En apenas unos segundos, se dio cuenta de la situación. Ella estaba en pijama, en su habitación, con un chico completamente desnudo que la miraba como si fuese un pastel que había que comerse antes de que se derritiera. ¿Acaso el champán de la noche anterior le estaba provocando alucinaciones? Al mismo tiempo, fue consciente del sonido de unos pasos subiendo por las escaleras hacia su habitación. Sintió que se moría allí mismo.

—¡Escóndete! —le instó Elizabeth en un grito ahogado, señalándole la puerta del baño, a su espalda—. Y, por Dios, ¡tápate!

Él la miró, divertido, y alzó las manos al tiempo que se daba la vuelta y su firme trasero quedaba a la vista de Elizabeth. Ella cerró los ojos hasta que escuchó el sonido de la puerta del baño. Justo en ese instante, la de su habitación se abrió con cuidado y por ella emergió la cabeza de su madre.

—Cariño, ¿estás bien? —preguntó Sarah Evans, mirando a su hija con preocupación.

—Sí —se apresuró a contestar Elizabeth, forzándose a sonreír y a levantarse del suelo—. Sí, sí, estoy bien. Es que… creía que había una araña y, ya sabes… No…

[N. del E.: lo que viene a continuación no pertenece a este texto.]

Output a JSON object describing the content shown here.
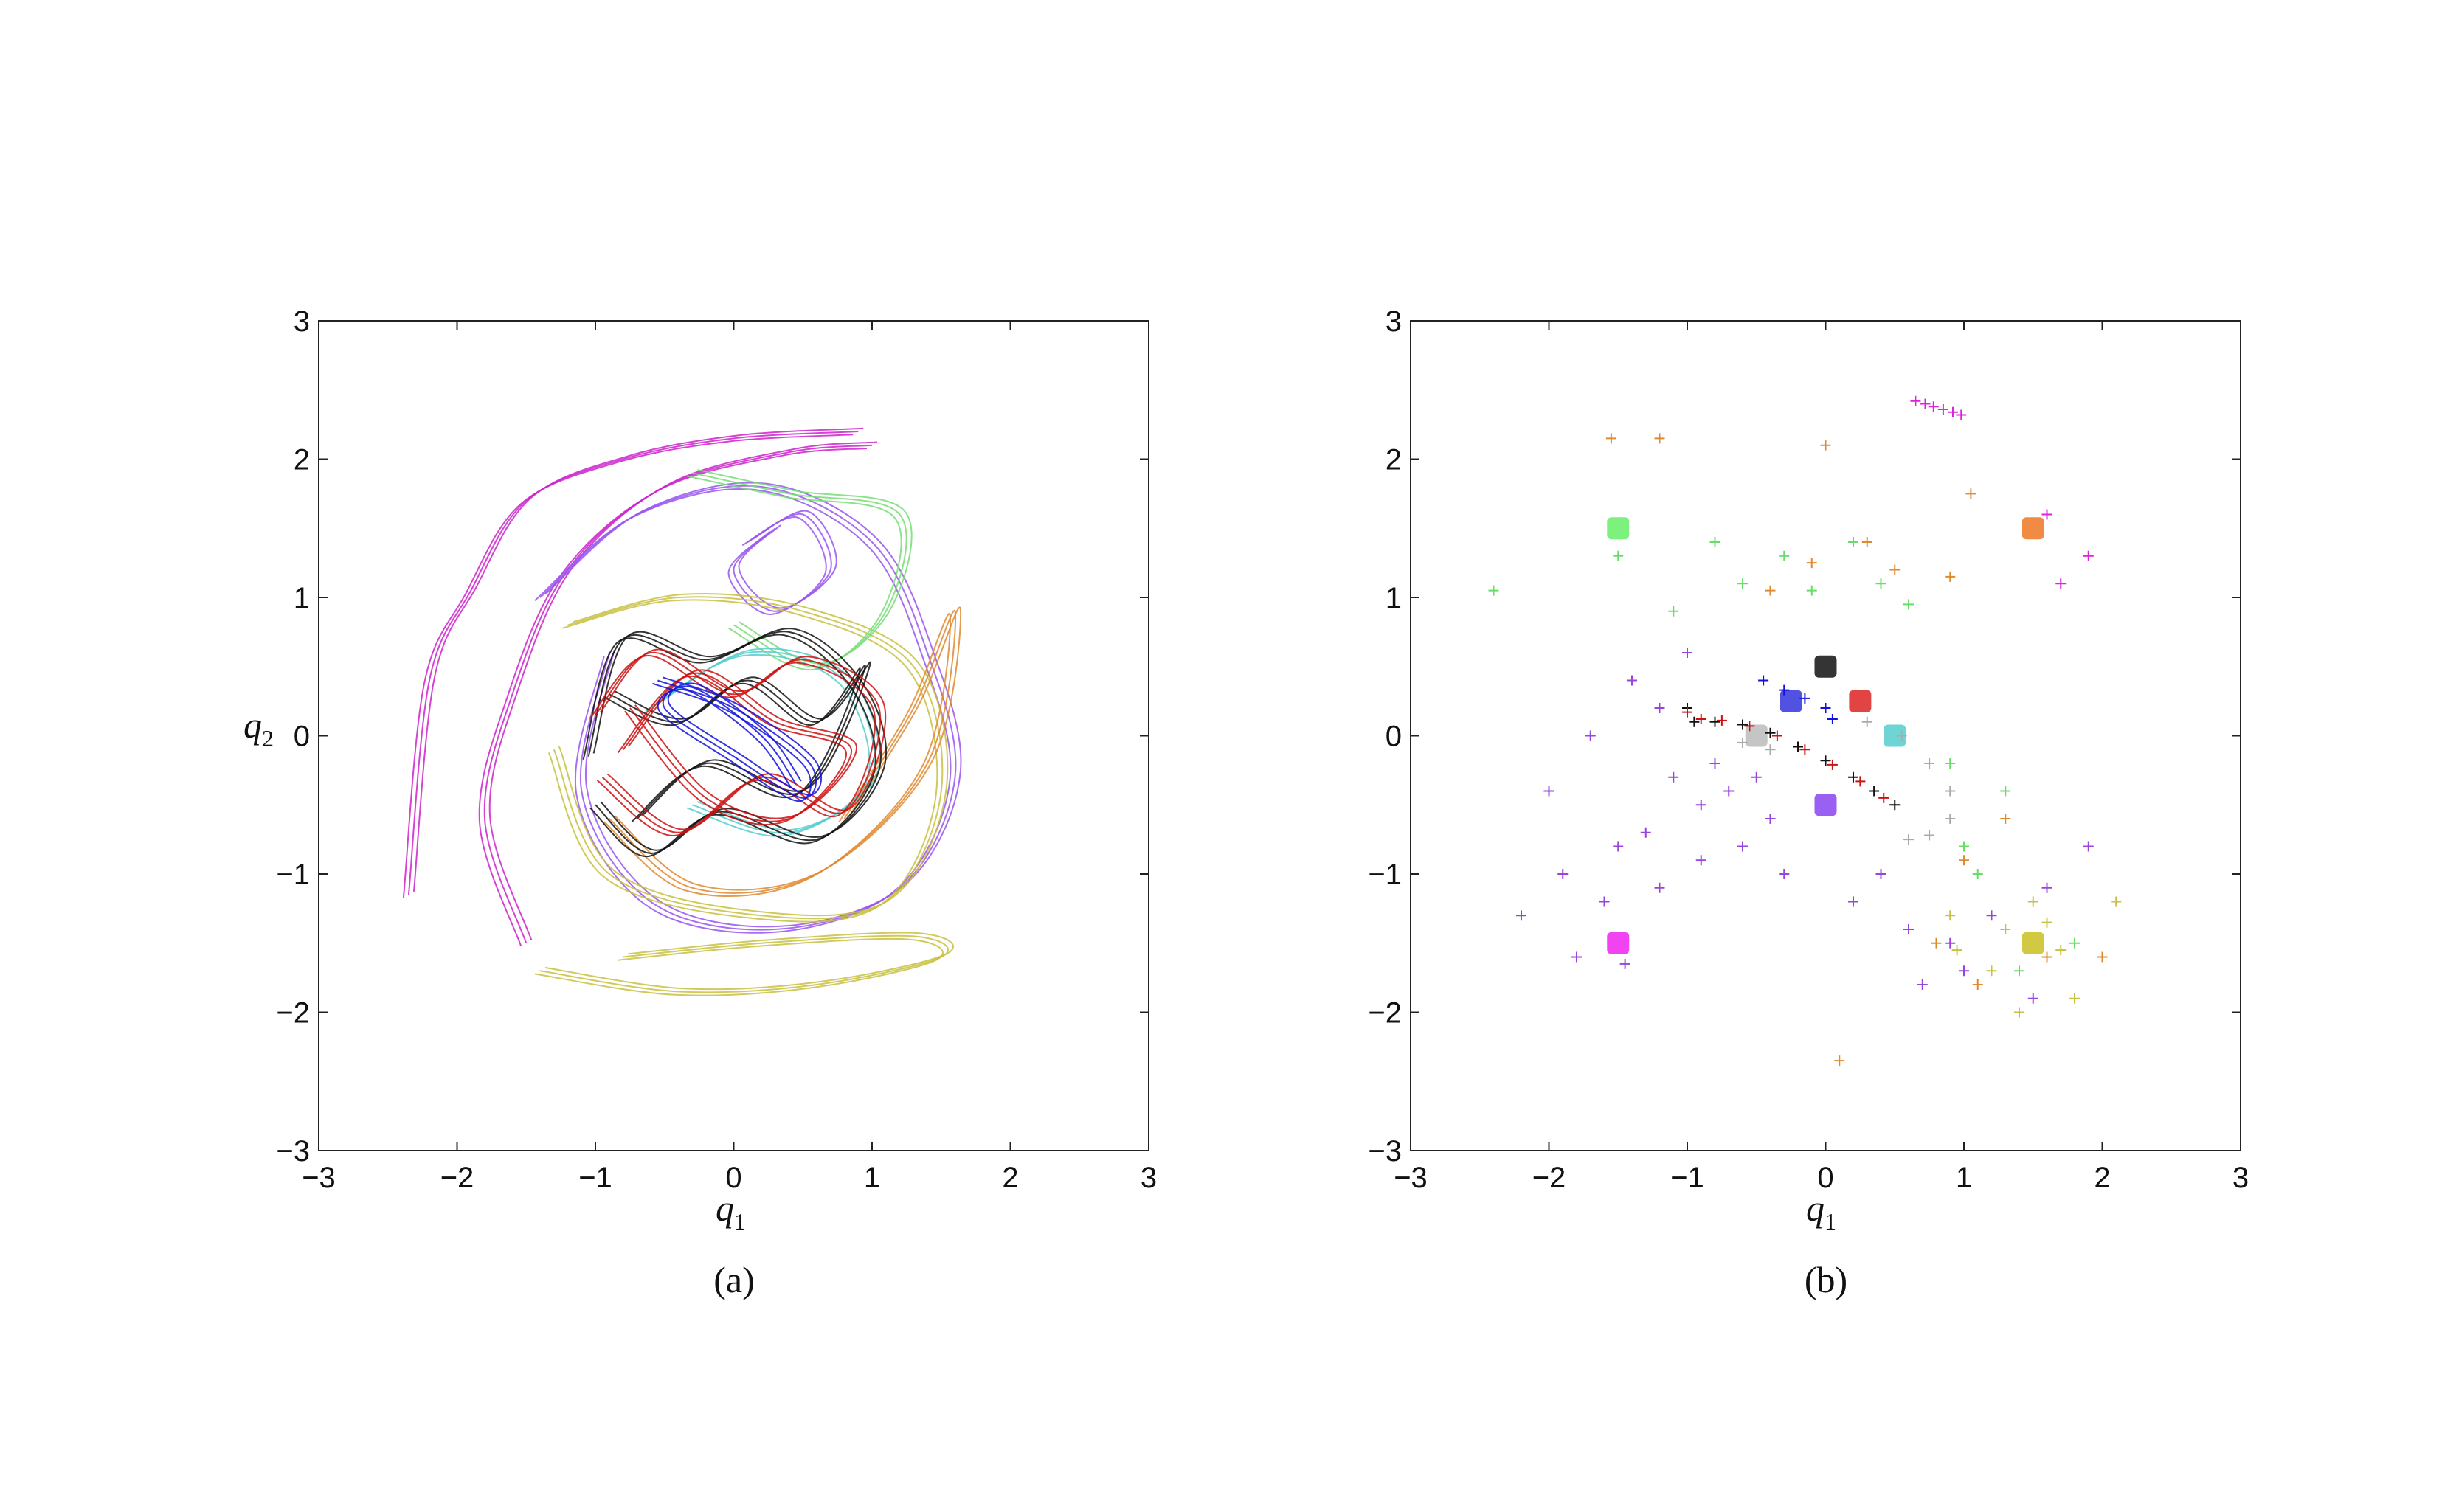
{
  "chart_data": [
    {
      "type": "line",
      "panel": "(a)",
      "xlabel": "q1",
      "xlabel_base": "q",
      "xlabel_sub": "1",
      "ylabel": "q2",
      "ylabel_base": "q",
      "ylabel_sub": "2",
      "xlim": [
        -3,
        3
      ],
      "ylim": [
        -3,
        3
      ],
      "xticks": [
        -3,
        -2,
        -1,
        0,
        1,
        2,
        3
      ],
      "yticks": [
        -3,
        -2,
        -1,
        0,
        1,
        2,
        3
      ],
      "tick_labels": [
        "−3",
        "−2",
        "−1",
        "0",
        "1",
        "2",
        "3"
      ],
      "grid": false,
      "series": [
        {
          "color": "#cc22cc",
          "values": [
            [
              -2.35,
              -1.15
            ],
            [
              -2.2,
              0.4
            ],
            [
              -1.9,
              1.05
            ],
            [
              -1.5,
              1.7
            ],
            [
              -0.8,
              2.0
            ],
            [
              0.0,
              2.15
            ],
            [
              0.9,
              2.2
            ]
          ]
        },
        {
          "color": "#cc22cc",
          "values": [
            [
              -1.5,
              -1.5
            ],
            [
              -1.8,
              -0.6
            ],
            [
              -1.6,
              0.3
            ],
            [
              -1.2,
              1.2
            ],
            [
              -0.5,
              1.8
            ],
            [
              0.4,
              2.05
            ],
            [
              1.0,
              2.1
            ]
          ]
        },
        {
          "color": "#9955ee",
          "values": [
            [
              -1.4,
              1.0
            ],
            [
              -0.7,
              1.6
            ],
            [
              0.2,
              1.8
            ],
            [
              1.0,
              1.4
            ],
            [
              1.4,
              0.6
            ],
            [
              1.6,
              -0.3
            ],
            [
              1.2,
              -1.1
            ],
            [
              0.3,
              -1.4
            ],
            [
              -0.6,
              -1.2
            ],
            [
              -1.1,
              -0.4
            ],
            [
              -0.9,
              0.6
            ]
          ]
        },
        {
          "color": "#9955ee",
          "values": [
            [
              0.3,
              1.5
            ],
            [
              0.0,
              1.2
            ],
            [
              0.3,
              0.9
            ],
            [
              0.7,
              1.2
            ],
            [
              0.5,
              1.6
            ],
            [
              0.1,
              1.4
            ]
          ]
        },
        {
          "color": "#c8c040",
          "values": [
            [
              -1.4,
              -1.7
            ],
            [
              -0.4,
              -1.85
            ],
            [
              0.6,
              -1.8
            ],
            [
              1.5,
              -1.6
            ],
            [
              1.3,
              -1.45
            ],
            [
              0.2,
              -1.5
            ],
            [
              -0.8,
              -1.6
            ]
          ]
        },
        {
          "color": "#c8c040",
          "values": [
            [
              -1.2,
              0.8
            ],
            [
              -0.4,
              1.0
            ],
            [
              0.5,
              0.9
            ],
            [
              1.3,
              0.5
            ],
            [
              1.5,
              -0.4
            ],
            [
              1.1,
              -1.2
            ],
            [
              0.2,
              -1.3
            ],
            [
              -0.9,
              -1.0
            ],
            [
              -1.3,
              -0.1
            ]
          ]
        },
        {
          "color": "#e08a30",
          "values": [
            [
              -0.9,
              -0.6
            ],
            [
              -0.3,
              -1.1
            ],
            [
              0.6,
              -1.0
            ],
            [
              1.4,
              -0.2
            ],
            [
              1.6,
              0.9
            ],
            [
              1.3,
              0.2
            ],
            [
              0.8,
              -0.6
            ]
          ]
        },
        {
          "color": "#77dd77",
          "values": [
            [
              -0.3,
              1.9
            ],
            [
              0.4,
              1.75
            ],
            [
              1.2,
              1.6
            ],
            [
              1.1,
              0.9
            ],
            [
              0.6,
              0.5
            ],
            [
              0.0,
              0.8
            ]
          ]
        },
        {
          "color": "#55cccc",
          "values": [
            [
              -0.6,
              0.2
            ],
            [
              0.1,
              0.6
            ],
            [
              0.8,
              0.4
            ],
            [
              1.0,
              -0.3
            ],
            [
              0.4,
              -0.7
            ],
            [
              -0.3,
              -0.5
            ]
          ]
        },
        {
          "color": "#111111",
          "values": [
            [
              -1.05,
              -0.15
            ],
            [
              -0.8,
              0.7
            ],
            [
              -0.2,
              0.55
            ],
            [
              0.4,
              0.75
            ],
            [
              0.9,
              0.35
            ],
            [
              1.05,
              -0.25
            ],
            [
              0.6,
              -0.75
            ],
            [
              -0.1,
              -0.55
            ],
            [
              -0.6,
              -0.85
            ],
            [
              -1.0,
              -0.5
            ]
          ]
        },
        {
          "color": "#111111",
          "values": [
            [
              -0.9,
              0.3
            ],
            [
              -0.4,
              0.1
            ],
            [
              0.1,
              0.4
            ],
            [
              0.6,
              0.1
            ],
            [
              0.95,
              0.5
            ],
            [
              0.5,
              -0.4
            ],
            [
              -0.2,
              -0.2
            ],
            [
              -0.7,
              -0.6
            ]
          ]
        },
        {
          "color": "#cc1111",
          "values": [
            [
              -1.0,
              0.15
            ],
            [
              -0.6,
              0.6
            ],
            [
              0.0,
              0.3
            ],
            [
              0.5,
              0.55
            ],
            [
              1.05,
              0.2
            ],
            [
              0.8,
              -0.55
            ],
            [
              0.2,
              -0.3
            ],
            [
              -0.4,
              -0.7
            ],
            [
              -0.95,
              -0.3
            ]
          ]
        },
        {
          "color": "#cc1111",
          "values": [
            [
              -0.8,
              -0.1
            ],
            [
              -0.3,
              0.45
            ],
            [
              0.3,
              0.1
            ],
            [
              0.85,
              -0.1
            ],
            [
              0.4,
              -0.6
            ],
            [
              -0.2,
              -0.45
            ],
            [
              -0.75,
              0.2
            ]
          ]
        },
        {
          "color": "#1111dd",
          "values": [
            [
              -0.55,
              0.4
            ],
            [
              0.0,
              0.2
            ],
            [
              0.55,
              -0.2
            ],
            [
              0.5,
              -0.45
            ],
            [
              0.0,
              -0.15
            ],
            [
              -0.5,
              0.2
            ],
            [
              -0.3,
              0.35
            ],
            [
              0.2,
              0.0
            ],
            [
              0.45,
              -0.35
            ]
          ]
        }
      ]
    },
    {
      "type": "scatter",
      "panel": "(b)",
      "xlabel": "q1",
      "xlabel_base": "q",
      "xlabel_sub": "1",
      "xlim": [
        -3,
        3
      ],
      "ylim": [
        -3,
        3
      ],
      "xticks": [
        -3,
        -2,
        -1,
        0,
        1,
        2,
        3
      ],
      "yticks": [
        -3,
        -2,
        -1,
        0,
        1,
        2,
        3
      ],
      "tick_labels": [
        "−3",
        "−2",
        "−1",
        "0",
        "1",
        "2",
        "3"
      ],
      "grid": false,
      "centers": [
        {
          "x": -1.5,
          "y": 1.5,
          "color": "#66ee66"
        },
        {
          "x": 1.5,
          "y": 1.5,
          "color": "#ee7722"
        },
        {
          "x": 0.0,
          "y": 0.5,
          "color": "#111111"
        },
        {
          "x": 0.25,
          "y": 0.25,
          "color": "#dd2222"
        },
        {
          "x": -0.25,
          "y": 0.25,
          "color": "#3333dd"
        },
        {
          "x": 0.5,
          "y": 0.0,
          "color": "#55cccc"
        },
        {
          "x": -0.5,
          "y": 0.0,
          "color": "#bbbbbb"
        },
        {
          "x": 0.0,
          "y": -0.5,
          "color": "#8844ee"
        },
        {
          "x": -1.5,
          "y": -1.5,
          "color": "#ee22ee"
        },
        {
          "x": 1.5,
          "y": -1.5,
          "color": "#c8c020"
        }
      ],
      "marker_series": [
        {
          "color": "#9944dd",
          "values": [
            [
              -1.0,
              0.6
            ],
            [
              -1.2,
              0.2
            ],
            [
              -0.8,
              -0.2
            ],
            [
              -1.1,
              -0.3
            ],
            [
              -0.9,
              -0.5
            ],
            [
              -1.3,
              -0.7
            ],
            [
              -0.7,
              -0.4
            ],
            [
              -0.5,
              -0.3
            ],
            [
              -1.5,
              -0.8
            ],
            [
              -1.9,
              -1.0
            ],
            [
              -1.6,
              -1.2
            ],
            [
              -2.2,
              -1.3
            ],
            [
              -1.8,
              -1.6
            ],
            [
              -0.6,
              -0.8
            ],
            [
              -0.3,
              -1.0
            ],
            [
              0.2,
              -1.2
            ],
            [
              0.4,
              -1.0
            ],
            [
              0.6,
              -1.4
            ],
            [
              0.9,
              -1.5
            ],
            [
              1.2,
              -1.3
            ],
            [
              1.6,
              -1.1
            ],
            [
              1.9,
              -0.8
            ],
            [
              -1.4,
              0.4
            ],
            [
              -1.7,
              0.0
            ],
            [
              -2.0,
              -0.4
            ],
            [
              -0.4,
              -0.6
            ],
            [
              -1.2,
              -1.1
            ],
            [
              -0.9,
              -0.9
            ],
            [
              1.0,
              -1.7
            ],
            [
              0.7,
              -1.8
            ],
            [
              1.5,
              -1.9
            ],
            [
              -1.45,
              -1.65
            ]
          ]
        },
        {
          "color": "#66dd66",
          "values": [
            [
              -2.4,
              1.05
            ],
            [
              -1.5,
              1.3
            ],
            [
              -0.8,
              1.4
            ],
            [
              -0.3,
              1.3
            ],
            [
              0.2,
              1.4
            ],
            [
              0.4,
              1.1
            ],
            [
              -0.6,
              1.1
            ],
            [
              -1.1,
              0.9
            ],
            [
              1.0,
              -0.8
            ],
            [
              1.3,
              -0.4
            ],
            [
              0.9,
              -0.2
            ],
            [
              1.8,
              -1.5
            ],
            [
              1.4,
              -1.7
            ],
            [
              1.1,
              -1.0
            ],
            [
              -0.1,
              1.05
            ],
            [
              0.6,
              0.95
            ]
          ]
        },
        {
          "color": "#e08a30",
          "values": [
            [
              -1.55,
              2.15
            ],
            [
              -1.2,
              2.15
            ],
            [
              0.0,
              2.1
            ],
            [
              -0.1,
              1.25
            ],
            [
              0.5,
              1.2
            ],
            [
              0.9,
              1.15
            ],
            [
              1.0,
              -0.9
            ],
            [
              1.3,
              -0.6
            ],
            [
              0.8,
              -1.5
            ],
            [
              1.1,
              -1.8
            ],
            [
              0.1,
              -2.35
            ],
            [
              1.6,
              -1.6
            ],
            [
              2.0,
              -1.6
            ],
            [
              -0.4,
              1.05
            ],
            [
              0.3,
              1.4
            ],
            [
              1.05,
              1.75
            ]
          ]
        },
        {
          "color": "#c8c040",
          "values": [
            [
              1.3,
              -1.4
            ],
            [
              1.5,
              -1.2
            ],
            [
              1.7,
              -1.55
            ],
            [
              1.2,
              -1.7
            ],
            [
              0.9,
              -1.3
            ],
            [
              1.8,
              -1.9
            ],
            [
              1.4,
              -2.0
            ],
            [
              0.95,
              -1.55
            ],
            [
              1.6,
              -1.35
            ],
            [
              2.1,
              -1.2
            ]
          ]
        },
        {
          "color": "#dd22dd",
          "values": [
            [
              0.65,
              2.42
            ],
            [
              0.72,
              2.4
            ],
            [
              0.78,
              2.38
            ],
            [
              0.85,
              2.36
            ],
            [
              0.92,
              2.34
            ],
            [
              0.98,
              2.32
            ],
            [
              1.6,
              1.6
            ],
            [
              1.9,
              1.3
            ],
            [
              1.7,
              1.1
            ]
          ]
        },
        {
          "color": "#111111",
          "values": [
            [
              -1.0,
              0.2
            ],
            [
              -0.95,
              0.1
            ],
            [
              -0.8,
              0.1
            ],
            [
              -0.6,
              0.08
            ],
            [
              -0.4,
              0.02
            ],
            [
              -0.2,
              -0.08
            ],
            [
              0.0,
              -0.18
            ],
            [
              0.2,
              -0.3
            ],
            [
              0.35,
              -0.4
            ],
            [
              0.5,
              -0.5
            ]
          ]
        },
        {
          "color": "#cc1111",
          "values": [
            [
              -1.0,
              0.17
            ],
            [
              -0.9,
              0.12
            ],
            [
              -0.75,
              0.11
            ],
            [
              -0.55,
              0.07
            ],
            [
              -0.35,
              0.0
            ],
            [
              -0.15,
              -0.1
            ],
            [
              0.05,
              -0.21
            ],
            [
              0.25,
              -0.33
            ],
            [
              0.42,
              -0.45
            ]
          ]
        },
        {
          "color": "#aaaaaa",
          "values": [
            [
              0.3,
              0.1
            ],
            [
              0.55,
              0.0
            ],
            [
              0.75,
              -0.2
            ],
            [
              0.9,
              -0.4
            ],
            [
              0.9,
              -0.6
            ],
            [
              0.75,
              -0.72
            ],
            [
              0.6,
              -0.75
            ],
            [
              -0.6,
              -0.05
            ],
            [
              -0.4,
              -0.1
            ]
          ]
        },
        {
          "color": "#1111dd",
          "values": [
            [
              -0.45,
              0.4
            ],
            [
              -0.3,
              0.33
            ],
            [
              -0.15,
              0.27
            ],
            [
              0.0,
              0.2
            ],
            [
              0.05,
              0.12
            ]
          ]
        }
      ]
    }
  ],
  "captions": [
    "(a)",
    "(b)"
  ]
}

—Vale, vale. —Rio la señora Evans—. Le diré a Caroline que fumigue tu habitación, ¿de acuerdo? —Y volvió a cerrar la puerta.

—¡Gracias!

Solo cuando las pisadas de su madre dejaron de resonar por las escaleras, Elizabeth se permitió tener un momento de calma. Por mucho que su madre enviara a la asistenta a hacer limpieza profunda en su habitación, no encontrarían ni una sola pelusa. Se dio cuenta, entonces, de que tendría que hallar alguna explicación razonable para tener a un chico desnudo en su habitación, ya que sacarlo de casa en esos instantes era materialmente imposible.

—Ay, no —gimoteó, quitándose de encima la sábana que había arrastrado consigo y respirando hondo, armándose de valor—. Vamos, Lizzy, esto no puede ser tan difícil como los experimentos de Biología del instituto.

Se paró frente a la puerta del baño y, tras contar hasta cien en silencio, se adentró en la estancia. Allí estaba él, con el pelo rubio despeinado tapándole apenas los impresionantes ojos verde esmeralda que tenía. Elizabeth hizo todo lo posible para no fijarse en su piel bronceada y en los músculos de los pectorales marcados. Pero era imposible, aún tenía grabada la imagen de sus glúteos firmes y de sus piernas torneadas. Y de su espalda.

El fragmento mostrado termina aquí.